Yeni Dinî Hareketler'e katılımın psikolojik nedenleri
Yeni Dini Hareketleri anlamlı kılan şey katılımcısının istikameti, anlamı, kurtuluş umudunu, ortak paydada buluşabileceği bir topluluğa aidiyet hissini, Tanrı ile ilişki niteliğini düzenleyecek bir fırsatı ve ruhsallığını geliştirecek bir imkânı bulmuş olmasıdır.
Son çeyrek yüzyılda, Yeni Dinî Hareketler’e (YDH) dair çalışmalar sadece psikoloji disiplininde değil aynı zamanda sosyoloji ve din bilim alanında da belirgin şekilde artış gösteriyor. Farklı disiplinlerden bilim adamları bu hareketlere katılan, onların içinde kalan veya onlardan ayrılanların durumunu irdelerken, katılmış olmanın yaralarını sarmaya çalışan üyelerin zihinsel ve duygusal durumlarını da enine boyuna tartışıyor. Bu tartışlmalar ışığında önümüzde Yeni Dinî Hareketler’in toplum sağlığı için ciddi bir tehdit olup olmadığı sorusu var.
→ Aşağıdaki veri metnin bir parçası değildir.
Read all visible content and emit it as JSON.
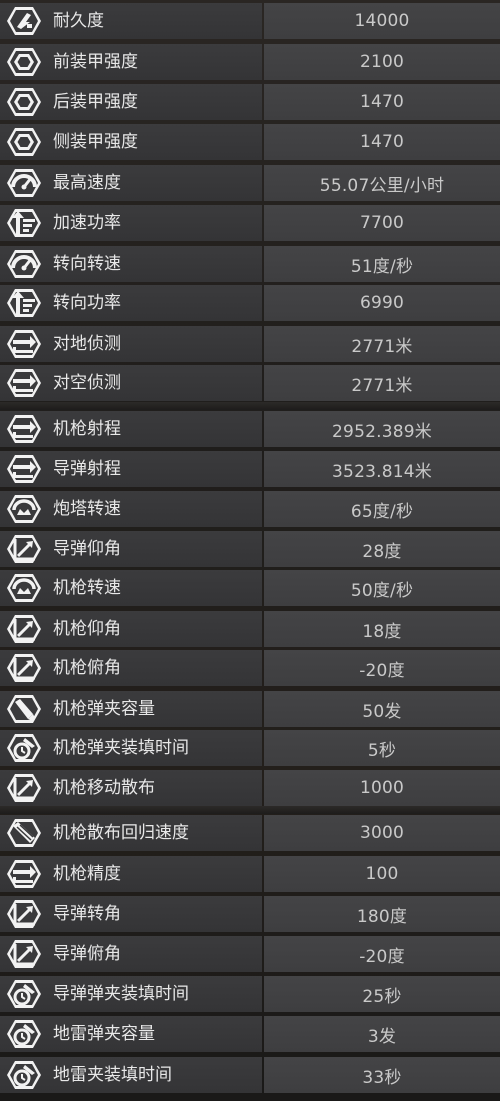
{
  "stats": [
    {
      "label": "耐久度",
      "value": "14000",
      "icon": "durability-icon"
    },
    {
      "label": "前装甲强度",
      "value": "2100",
      "icon": "armor-icon"
    },
    {
      "label": "后装甲强度",
      "value": "1470",
      "icon": "armor-icon"
    },
    {
      "label": "侧装甲强度",
      "value": "1470",
      "icon": "armor-icon"
    },
    {
      "label": "最高速度",
      "value": "55.07公里/小时",
      "icon": "speedometer-icon"
    },
    {
      "label": "加速功率",
      "value": "7700",
      "icon": "acceleration-icon"
    },
    {
      "label": "转向转速",
      "value": "51度/秒",
      "icon": "speedometer-icon"
    },
    {
      "label": "转向功率",
      "value": "6990",
      "icon": "acceleration-icon"
    },
    {
      "label": "对地侦测",
      "value": "2771米",
      "icon": "range-icon"
    },
    {
      "label": "对空侦测",
      "value": "2771米",
      "icon": "range-icon"
    },
    {
      "label": "机枪射程",
      "value": "2952.389米",
      "icon": "range-icon"
    },
    {
      "label": "导弹射程",
      "value": "3523.814米",
      "icon": "range-icon"
    },
    {
      "label": "炮塔转速",
      "value": "65度/秒",
      "icon": "turret-rotation-icon"
    },
    {
      "label": "导弹仰角",
      "value": "28度",
      "icon": "elevation-icon"
    },
    {
      "label": "机枪转速",
      "value": "50度/秒",
      "icon": "turret-rotation-icon"
    },
    {
      "label": "机枪仰角",
      "value": "18度",
      "icon": "elevation-icon"
    },
    {
      "label": "机枪俯角",
      "value": "-20度",
      "icon": "elevation-icon"
    },
    {
      "label": "机枪弹夹容量",
      "value": "50发",
      "icon": "ammo-icon"
    },
    {
      "label": "机枪弹夹装填时间",
      "value": "5秒",
      "icon": "reload-timer-icon"
    },
    {
      "label": "机枪移动散布",
      "value": "1000",
      "icon": "elevation-icon"
    },
    {
      "label": "机枪散布回归速度",
      "value": "3000",
      "icon": "ammo-belt-icon"
    },
    {
      "label": "机枪精度",
      "value": "100",
      "icon": "range-icon"
    },
    {
      "label": "导弹转角",
      "value": "180度",
      "icon": "elevation-icon"
    },
    {
      "label": "导弹俯角",
      "value": "-20度",
      "icon": "elevation-icon"
    },
    {
      "label": "导弹弹夹装填时间",
      "value": "25秒",
      "icon": "reload-timer-icon"
    },
    {
      "label": "地雷弹夹容量",
      "value": "3发",
      "icon": "reload-timer-icon"
    },
    {
      "label": "地雷夹装填时间",
      "value": "33秒",
      "icon": "reload-timer-icon"
    }
  ]
}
Yeni Dinî Hareketler’e katılmak onların stratejik bir başarısı mı? Yoksa modern çağdaki hayat tarzının bireye sunduğu bir imkân mı? Ya da arayışının karşılık bulduğu anlam alanı mı? Müptelası olmaktan kendisini alamadığı kavurucu bir kısır döngü mü? Bu bağlamda genel olarak yeni bir dinî harekete katılımın birey bağlamında muhtemel temel nedenleri olarak yoksunluk (mahrumiyet), yabancılaşma, dinî meselelerle kafası meşgul olma temayülü, kişinin kendi şahsiyeti hakkındaki kararsızlığı ve şahsi bunalım tecrübesi gibi unsurlar aktarılıyor.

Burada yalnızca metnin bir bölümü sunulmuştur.